Je refusais qu'on ait pitié de moi... je n'ai pas besoin de la compassion des gens pour vivre ou me consoler! Je me suis toujours démerdé seul. « Pourquoi j’arrêterais alors que je ne suis pas entrain de faire ce que tu dis. Pourquoi tu penses une telle chose, tu sais très bien que j’en suis incapable. Non, pas n’importe quel gamin puisque tu l’as fait. Et c’est là que j’ai su que je pourrais te faire confiance jusqu’à la fin et qu’avec toi, je ne souffrirais jamais. Je ne veux pas te perdre et je n’ai jamais dis que tu n’arrives pas à me rendre heureuse. Parce que c’est faux. Tu me redonnes le sourire chaque fois, tu me fais rire comme personne, je passe des journées entières avec toi sans me lasser. » Ce défis... avait été le début de tout entre nous! Le début de journée de folie à faire les cons, ou tout simplement à regarder un film calmement tout les deux. Ce défis avait amener une chose merveilleuse dans ma vie.. elle, une lumière, une fille exceptionnelle. «Elle est chez une amie comme tous les jeudi soirs. » C'est vraie que tout les jeudis elle a ce rituel. Sa fille, ma nièce, une fille qui promet d'être aussi merveilleuse que sa mère. Battante contre sa maladie et pourtant rayonnante de vie.

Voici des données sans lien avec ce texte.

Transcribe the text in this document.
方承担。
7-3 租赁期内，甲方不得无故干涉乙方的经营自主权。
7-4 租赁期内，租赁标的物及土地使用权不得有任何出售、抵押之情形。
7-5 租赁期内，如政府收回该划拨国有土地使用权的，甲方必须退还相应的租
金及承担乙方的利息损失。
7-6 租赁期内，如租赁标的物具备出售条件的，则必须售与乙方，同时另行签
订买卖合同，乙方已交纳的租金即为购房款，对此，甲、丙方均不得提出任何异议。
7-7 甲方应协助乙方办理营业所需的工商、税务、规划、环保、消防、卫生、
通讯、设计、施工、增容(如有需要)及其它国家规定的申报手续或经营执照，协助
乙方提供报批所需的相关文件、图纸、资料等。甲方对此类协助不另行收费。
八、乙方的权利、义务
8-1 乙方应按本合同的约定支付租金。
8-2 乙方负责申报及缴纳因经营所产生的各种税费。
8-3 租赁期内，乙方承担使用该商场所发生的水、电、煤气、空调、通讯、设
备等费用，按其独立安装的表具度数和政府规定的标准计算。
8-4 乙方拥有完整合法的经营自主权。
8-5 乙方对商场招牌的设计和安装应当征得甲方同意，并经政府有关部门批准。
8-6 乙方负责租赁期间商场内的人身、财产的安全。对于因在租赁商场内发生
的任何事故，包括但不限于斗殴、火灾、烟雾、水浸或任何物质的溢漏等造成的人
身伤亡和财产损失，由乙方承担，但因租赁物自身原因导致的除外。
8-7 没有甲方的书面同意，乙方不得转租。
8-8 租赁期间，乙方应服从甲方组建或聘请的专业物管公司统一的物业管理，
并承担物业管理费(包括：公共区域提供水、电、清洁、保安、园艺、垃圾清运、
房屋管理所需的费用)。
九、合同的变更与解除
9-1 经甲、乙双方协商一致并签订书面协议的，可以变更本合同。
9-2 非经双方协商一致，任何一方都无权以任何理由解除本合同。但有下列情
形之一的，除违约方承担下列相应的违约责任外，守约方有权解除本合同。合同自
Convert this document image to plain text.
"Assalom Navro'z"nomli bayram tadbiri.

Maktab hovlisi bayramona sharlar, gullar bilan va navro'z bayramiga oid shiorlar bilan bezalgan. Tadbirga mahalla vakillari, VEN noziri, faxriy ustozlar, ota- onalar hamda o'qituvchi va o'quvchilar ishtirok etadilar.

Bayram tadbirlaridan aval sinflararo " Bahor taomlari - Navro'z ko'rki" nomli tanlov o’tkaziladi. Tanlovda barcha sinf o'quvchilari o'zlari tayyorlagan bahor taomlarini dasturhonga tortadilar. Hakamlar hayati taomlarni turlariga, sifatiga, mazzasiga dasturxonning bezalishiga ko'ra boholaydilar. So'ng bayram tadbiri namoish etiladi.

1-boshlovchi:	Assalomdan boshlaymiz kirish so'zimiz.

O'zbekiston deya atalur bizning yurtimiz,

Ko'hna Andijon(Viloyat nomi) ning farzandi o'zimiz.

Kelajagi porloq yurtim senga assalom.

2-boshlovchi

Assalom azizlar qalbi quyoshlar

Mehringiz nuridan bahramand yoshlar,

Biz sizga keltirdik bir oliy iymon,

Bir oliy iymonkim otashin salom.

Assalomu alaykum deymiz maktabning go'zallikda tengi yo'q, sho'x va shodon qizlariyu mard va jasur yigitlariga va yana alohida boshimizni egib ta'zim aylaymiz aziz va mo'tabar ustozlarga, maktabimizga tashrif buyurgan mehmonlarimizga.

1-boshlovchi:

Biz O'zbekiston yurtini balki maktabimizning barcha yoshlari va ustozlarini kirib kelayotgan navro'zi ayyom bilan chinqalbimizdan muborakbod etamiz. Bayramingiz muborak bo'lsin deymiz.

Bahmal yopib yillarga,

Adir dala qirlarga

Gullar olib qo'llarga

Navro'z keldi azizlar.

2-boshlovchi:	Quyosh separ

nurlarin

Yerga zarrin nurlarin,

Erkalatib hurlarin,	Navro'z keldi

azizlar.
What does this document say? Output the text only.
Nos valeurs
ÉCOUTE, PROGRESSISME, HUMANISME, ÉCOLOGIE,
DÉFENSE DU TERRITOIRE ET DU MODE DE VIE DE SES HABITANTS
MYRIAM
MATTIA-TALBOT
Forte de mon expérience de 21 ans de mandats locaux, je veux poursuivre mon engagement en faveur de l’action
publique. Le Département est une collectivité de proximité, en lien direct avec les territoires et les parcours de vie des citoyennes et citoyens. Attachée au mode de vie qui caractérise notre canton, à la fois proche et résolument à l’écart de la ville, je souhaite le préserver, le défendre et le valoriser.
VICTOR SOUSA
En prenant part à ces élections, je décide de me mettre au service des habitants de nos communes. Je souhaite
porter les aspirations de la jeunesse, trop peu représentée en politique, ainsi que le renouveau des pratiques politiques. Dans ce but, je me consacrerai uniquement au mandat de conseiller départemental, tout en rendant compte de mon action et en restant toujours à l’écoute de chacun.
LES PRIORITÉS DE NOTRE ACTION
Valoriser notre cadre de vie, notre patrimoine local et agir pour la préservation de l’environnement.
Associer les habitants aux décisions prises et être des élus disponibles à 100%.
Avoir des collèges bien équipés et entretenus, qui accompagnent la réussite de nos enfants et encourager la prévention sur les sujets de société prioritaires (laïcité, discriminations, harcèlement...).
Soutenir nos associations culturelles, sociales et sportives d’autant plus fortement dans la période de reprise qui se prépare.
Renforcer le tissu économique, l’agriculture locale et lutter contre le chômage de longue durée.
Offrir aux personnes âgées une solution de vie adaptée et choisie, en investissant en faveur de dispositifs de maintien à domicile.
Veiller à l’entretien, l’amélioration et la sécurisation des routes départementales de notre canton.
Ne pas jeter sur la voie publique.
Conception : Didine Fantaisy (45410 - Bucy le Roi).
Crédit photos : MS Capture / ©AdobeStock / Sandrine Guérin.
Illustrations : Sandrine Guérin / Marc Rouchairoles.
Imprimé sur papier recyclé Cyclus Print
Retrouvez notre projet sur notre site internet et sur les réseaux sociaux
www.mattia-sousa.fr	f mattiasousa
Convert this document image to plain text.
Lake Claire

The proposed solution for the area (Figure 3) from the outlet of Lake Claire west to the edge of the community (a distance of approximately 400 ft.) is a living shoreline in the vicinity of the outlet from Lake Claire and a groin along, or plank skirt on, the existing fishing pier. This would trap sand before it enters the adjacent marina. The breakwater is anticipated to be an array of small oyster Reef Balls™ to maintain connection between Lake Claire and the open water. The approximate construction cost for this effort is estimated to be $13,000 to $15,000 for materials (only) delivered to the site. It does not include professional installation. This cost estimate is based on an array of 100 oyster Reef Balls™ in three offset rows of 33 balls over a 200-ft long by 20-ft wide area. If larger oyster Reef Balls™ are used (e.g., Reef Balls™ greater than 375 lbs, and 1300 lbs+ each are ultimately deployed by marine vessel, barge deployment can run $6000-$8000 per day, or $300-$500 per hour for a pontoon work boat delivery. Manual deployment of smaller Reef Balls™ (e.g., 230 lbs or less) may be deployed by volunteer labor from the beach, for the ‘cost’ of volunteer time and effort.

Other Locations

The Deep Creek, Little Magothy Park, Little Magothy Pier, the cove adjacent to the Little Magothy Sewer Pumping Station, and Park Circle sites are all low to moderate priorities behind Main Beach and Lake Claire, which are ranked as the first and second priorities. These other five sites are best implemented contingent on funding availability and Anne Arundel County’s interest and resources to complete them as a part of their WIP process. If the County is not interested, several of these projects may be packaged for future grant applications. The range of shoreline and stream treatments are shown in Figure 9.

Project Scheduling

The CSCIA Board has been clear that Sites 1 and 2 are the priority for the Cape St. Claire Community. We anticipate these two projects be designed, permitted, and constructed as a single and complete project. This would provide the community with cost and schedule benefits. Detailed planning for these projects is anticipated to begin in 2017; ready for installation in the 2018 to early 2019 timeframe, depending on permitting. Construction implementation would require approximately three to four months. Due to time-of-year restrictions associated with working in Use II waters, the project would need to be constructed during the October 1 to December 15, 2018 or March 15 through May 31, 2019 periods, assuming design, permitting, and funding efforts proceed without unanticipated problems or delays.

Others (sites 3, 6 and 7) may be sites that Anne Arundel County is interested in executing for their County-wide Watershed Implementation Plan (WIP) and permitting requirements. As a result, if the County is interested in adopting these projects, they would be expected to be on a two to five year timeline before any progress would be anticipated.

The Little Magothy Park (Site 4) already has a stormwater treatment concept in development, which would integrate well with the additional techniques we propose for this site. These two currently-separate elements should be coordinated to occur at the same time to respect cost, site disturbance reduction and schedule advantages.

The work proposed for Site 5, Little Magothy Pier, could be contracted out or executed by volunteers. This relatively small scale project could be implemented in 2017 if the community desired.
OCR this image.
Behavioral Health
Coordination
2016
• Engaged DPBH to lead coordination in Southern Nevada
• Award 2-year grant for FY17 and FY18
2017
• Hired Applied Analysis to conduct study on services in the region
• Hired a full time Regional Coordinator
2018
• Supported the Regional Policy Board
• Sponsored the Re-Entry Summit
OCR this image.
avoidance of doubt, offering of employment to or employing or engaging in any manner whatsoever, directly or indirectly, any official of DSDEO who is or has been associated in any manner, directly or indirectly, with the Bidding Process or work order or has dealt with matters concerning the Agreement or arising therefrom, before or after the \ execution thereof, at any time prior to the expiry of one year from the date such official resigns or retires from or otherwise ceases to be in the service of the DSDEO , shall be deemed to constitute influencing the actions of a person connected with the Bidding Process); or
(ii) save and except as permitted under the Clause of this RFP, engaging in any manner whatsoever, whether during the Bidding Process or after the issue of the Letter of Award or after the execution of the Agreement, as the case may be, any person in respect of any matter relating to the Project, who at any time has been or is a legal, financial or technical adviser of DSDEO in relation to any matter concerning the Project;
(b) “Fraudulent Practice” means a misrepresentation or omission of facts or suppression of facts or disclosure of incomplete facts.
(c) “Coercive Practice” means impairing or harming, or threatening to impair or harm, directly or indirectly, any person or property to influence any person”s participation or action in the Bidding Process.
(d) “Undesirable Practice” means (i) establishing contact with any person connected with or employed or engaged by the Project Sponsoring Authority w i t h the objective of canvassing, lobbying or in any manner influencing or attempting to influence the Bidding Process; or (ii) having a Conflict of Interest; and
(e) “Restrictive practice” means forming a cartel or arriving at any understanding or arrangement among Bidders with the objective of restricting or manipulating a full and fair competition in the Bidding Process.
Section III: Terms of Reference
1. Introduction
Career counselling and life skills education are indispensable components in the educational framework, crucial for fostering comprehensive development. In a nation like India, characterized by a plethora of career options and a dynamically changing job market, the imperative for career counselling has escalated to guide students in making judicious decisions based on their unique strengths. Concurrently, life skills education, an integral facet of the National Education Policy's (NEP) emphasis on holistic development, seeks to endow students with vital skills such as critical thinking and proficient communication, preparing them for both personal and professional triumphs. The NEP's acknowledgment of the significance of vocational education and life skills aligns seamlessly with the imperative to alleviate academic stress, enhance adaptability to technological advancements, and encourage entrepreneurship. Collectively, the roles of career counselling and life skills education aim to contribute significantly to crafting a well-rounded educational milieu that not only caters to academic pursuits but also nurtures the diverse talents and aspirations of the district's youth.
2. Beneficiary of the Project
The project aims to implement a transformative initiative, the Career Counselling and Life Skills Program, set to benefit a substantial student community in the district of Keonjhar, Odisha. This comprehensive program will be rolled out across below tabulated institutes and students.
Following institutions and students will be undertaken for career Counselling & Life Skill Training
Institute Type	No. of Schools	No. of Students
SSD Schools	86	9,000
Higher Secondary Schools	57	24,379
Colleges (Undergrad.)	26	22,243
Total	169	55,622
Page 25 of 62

J'étais là...Je regardais dehors, tout était si paisible... si agréable et calme... Je buvais pas souvent, mais quand je buvais j'appréciais mon verre et je le buvais calmement, lentement profitant de ce gout si étrange. Puis sans que je m'y attende, je sentis Lemon approcher, elle prit mon verre et le posa doucement pour ensuite venir poser ses mains sur mes joues. Ses mains chaude sur mes joue froide m'arrachèrent un frisson. C'est alors qu'elle fit la chose le plus in-hatendue. Elle posa ses lèvres sur les miennes pour me faire partager un doux baiser. Puis elle recula son visage gardant ses mains sur mes joues. Je la regardais un moment puis l'embrassant à mon tour la serrant contre moi... perdais-je la tête... peut-être mais je l'aimais. Je n'allais pas me mettre en colère même si je savais pas pourquoi elle faisait ça... je ne contrôlais plus mes gestes, mes actes et mes frissons tellement l'instant est magique...
Mes yeux clos elle contre moi, nos lèvres partageant un baiser tendre et doux, j'avais l'impression d'être sur un petit nuage...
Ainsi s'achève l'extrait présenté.